I wish you enough sun to keep your attitude bright no matter how gray the day may appear.
I wish you enough rain to appreciate the sun even more.
I wish you enough happiness to keep your spirit alive and everlasting.
I wish you enough pain so that even the smallest of joys in life may appear bigger.
I wish you enough gain to satisfy your wanting.
I wish you enough loss to appreciate all that you possess.
I wish you enough hellos to get you through the final good-bye.

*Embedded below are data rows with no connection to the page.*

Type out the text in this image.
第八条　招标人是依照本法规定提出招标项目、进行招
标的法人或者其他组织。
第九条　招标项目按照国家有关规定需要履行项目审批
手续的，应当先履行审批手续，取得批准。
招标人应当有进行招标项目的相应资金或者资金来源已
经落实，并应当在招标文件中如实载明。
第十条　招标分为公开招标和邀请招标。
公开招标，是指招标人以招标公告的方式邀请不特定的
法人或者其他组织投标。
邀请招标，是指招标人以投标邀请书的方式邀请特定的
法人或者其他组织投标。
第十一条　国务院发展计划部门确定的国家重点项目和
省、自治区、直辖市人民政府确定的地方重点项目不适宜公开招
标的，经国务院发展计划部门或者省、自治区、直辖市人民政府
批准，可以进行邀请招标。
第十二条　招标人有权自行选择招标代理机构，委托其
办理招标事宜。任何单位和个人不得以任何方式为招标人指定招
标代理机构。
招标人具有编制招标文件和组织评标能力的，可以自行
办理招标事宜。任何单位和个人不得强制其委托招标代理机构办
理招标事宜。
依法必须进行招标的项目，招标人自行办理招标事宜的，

She then began to cry and walked away.
What a beautiful wish! The mother’s wish is God’s wish for each of us – that we should have enough, exactly what we need. And the daughter’s response is our response to God, “Your love is all I ever needed.” It is this assurance that Jesus brought to Zacchaeus: “You have God’s love, and that is all you need. Never mind what the neighbors think, never mind how the world perceives you. YOU are God’s beautiful, precious, beloved child, you receive from God exactly what you need, and you are loved exactly as you are.”
So let’s go out from this place today, assured that whatever we have and whatever we are, it is enough, and we are loved. And let’s tell this story of God’s love to everyone! For the story of Zacchaeus is the story of God’s love and acceptance of each and every one of God’s children – each and every one of us – no matter what the neighbors think! and that is the story I love to tell!